内田樹という迷惑・雑感

大リーグマリナーズイチローが、100年ぶりに八年連続の200本安打を記録した。
すごい。誰も挑むことのできない天才だけの孤独な達成である、とスポーツ新聞に書いてあった。
たしかにそうなのだが、天才はわれわれ凡人とは違う、という感想だけではすまない。われわれは凡人なのに、なんとなくイチローの孤独がわかるような気がしてくる。
それは、なぜだろう。
つまりこのことが教えてくれているのは、そういう孤独な試行をじつは誰もがしている、ということではないだろうか。
自分が見ている目の前の街の風景は、ほかの人にも同じように見えているのだろうか。それは、わからない。ほかの人にはなれないのだから、けっしてわかることはできない。そう考えると、なんだかとても不安で落ち着かなくなってしまう。
「私」と「あなた」の関係は、この世にひとつだけの固有な関係である。「あなた」と「彼」との関係とは、けっして同じではありえない。
「あなた」の右のおっぱいの下のほうに小さな傷跡がある。それに対して「私」はどう反応すればいいのだろう。そのしるしに対する「私」の感じ方は、私だけのものだ。ほかの人がどう感じるかなどわかりようもない。

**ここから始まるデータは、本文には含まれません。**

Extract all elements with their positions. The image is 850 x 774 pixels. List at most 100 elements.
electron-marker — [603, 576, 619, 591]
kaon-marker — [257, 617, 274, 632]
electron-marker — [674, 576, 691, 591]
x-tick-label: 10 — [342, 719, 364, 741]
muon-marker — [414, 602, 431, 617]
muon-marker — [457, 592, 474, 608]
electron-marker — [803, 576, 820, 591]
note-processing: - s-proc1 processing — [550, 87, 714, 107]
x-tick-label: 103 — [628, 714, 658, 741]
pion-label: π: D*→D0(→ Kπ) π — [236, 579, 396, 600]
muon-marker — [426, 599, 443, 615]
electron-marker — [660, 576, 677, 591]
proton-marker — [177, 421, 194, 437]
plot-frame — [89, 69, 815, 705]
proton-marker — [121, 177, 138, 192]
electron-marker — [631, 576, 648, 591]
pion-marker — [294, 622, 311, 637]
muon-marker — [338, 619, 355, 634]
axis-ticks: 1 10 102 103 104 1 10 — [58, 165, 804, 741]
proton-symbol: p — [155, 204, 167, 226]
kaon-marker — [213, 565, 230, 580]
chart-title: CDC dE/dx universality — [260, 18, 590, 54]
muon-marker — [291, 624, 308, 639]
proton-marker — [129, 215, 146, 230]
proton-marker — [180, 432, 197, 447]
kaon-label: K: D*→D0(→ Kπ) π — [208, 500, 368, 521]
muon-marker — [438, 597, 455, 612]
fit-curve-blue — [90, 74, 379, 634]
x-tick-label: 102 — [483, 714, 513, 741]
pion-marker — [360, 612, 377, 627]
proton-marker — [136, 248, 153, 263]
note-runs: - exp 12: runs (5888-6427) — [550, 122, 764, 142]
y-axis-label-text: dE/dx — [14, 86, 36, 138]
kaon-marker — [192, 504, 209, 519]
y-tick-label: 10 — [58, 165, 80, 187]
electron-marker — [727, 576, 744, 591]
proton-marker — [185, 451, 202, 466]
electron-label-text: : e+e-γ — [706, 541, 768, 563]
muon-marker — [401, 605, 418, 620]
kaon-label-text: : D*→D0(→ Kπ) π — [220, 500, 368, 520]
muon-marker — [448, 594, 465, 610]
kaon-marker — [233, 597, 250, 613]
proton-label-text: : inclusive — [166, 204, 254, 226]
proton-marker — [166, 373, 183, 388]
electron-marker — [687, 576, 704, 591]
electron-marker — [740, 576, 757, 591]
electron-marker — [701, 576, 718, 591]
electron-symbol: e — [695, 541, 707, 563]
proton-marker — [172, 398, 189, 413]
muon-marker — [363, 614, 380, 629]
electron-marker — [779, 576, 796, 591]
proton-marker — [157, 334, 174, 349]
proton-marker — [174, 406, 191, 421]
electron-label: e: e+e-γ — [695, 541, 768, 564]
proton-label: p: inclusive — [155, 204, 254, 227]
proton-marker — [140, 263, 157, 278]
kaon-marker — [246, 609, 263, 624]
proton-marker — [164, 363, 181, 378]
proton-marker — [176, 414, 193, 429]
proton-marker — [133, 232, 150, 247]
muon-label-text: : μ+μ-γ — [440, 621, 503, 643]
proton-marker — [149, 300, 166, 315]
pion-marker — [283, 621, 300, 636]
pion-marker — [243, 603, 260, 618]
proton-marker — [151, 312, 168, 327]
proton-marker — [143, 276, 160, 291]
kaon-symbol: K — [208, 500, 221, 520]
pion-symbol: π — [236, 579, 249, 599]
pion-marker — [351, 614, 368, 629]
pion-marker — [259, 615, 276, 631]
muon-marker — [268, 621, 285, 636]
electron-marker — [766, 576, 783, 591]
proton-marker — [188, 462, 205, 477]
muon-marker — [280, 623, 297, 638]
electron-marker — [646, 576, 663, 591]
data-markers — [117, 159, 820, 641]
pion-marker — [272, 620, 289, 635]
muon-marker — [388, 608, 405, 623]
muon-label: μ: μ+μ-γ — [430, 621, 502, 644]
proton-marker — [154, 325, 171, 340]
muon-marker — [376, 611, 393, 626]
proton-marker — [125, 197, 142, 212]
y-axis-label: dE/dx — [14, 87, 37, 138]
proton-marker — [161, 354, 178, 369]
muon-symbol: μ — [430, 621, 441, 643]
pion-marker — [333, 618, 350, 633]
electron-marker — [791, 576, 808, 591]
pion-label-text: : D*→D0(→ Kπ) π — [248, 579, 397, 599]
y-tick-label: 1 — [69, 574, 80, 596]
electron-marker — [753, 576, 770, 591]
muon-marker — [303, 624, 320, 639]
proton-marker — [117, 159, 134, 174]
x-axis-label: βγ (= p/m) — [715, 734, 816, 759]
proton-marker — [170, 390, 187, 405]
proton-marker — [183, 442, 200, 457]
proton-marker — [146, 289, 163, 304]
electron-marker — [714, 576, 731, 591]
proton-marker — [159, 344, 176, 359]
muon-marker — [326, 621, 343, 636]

「わたし」のこの感じ方を表現するすべは、誰にも教えてもらえない。自分で見つけるしかない。
自分と世界との関係は、自分と世界とのあいだだけにしかない。人と同じである保証は、どこにもない。
「そういうことじゃないんだけど・・・・・・」と口ごもってしまうことはよくある。説明しようがないし、説明しても伝わるはずがない。
われわれは、誰もが「途方に暮れる孤児」の部分を抱えている。
そんなとき社会の規範に身をあずけてしまえれば気は楽だが、それだけではすまない部分がどうしても残ってしまう。
そういうことじゃないんだけど・・・・・・とつぶやきながら、われわれは途方に暮れる。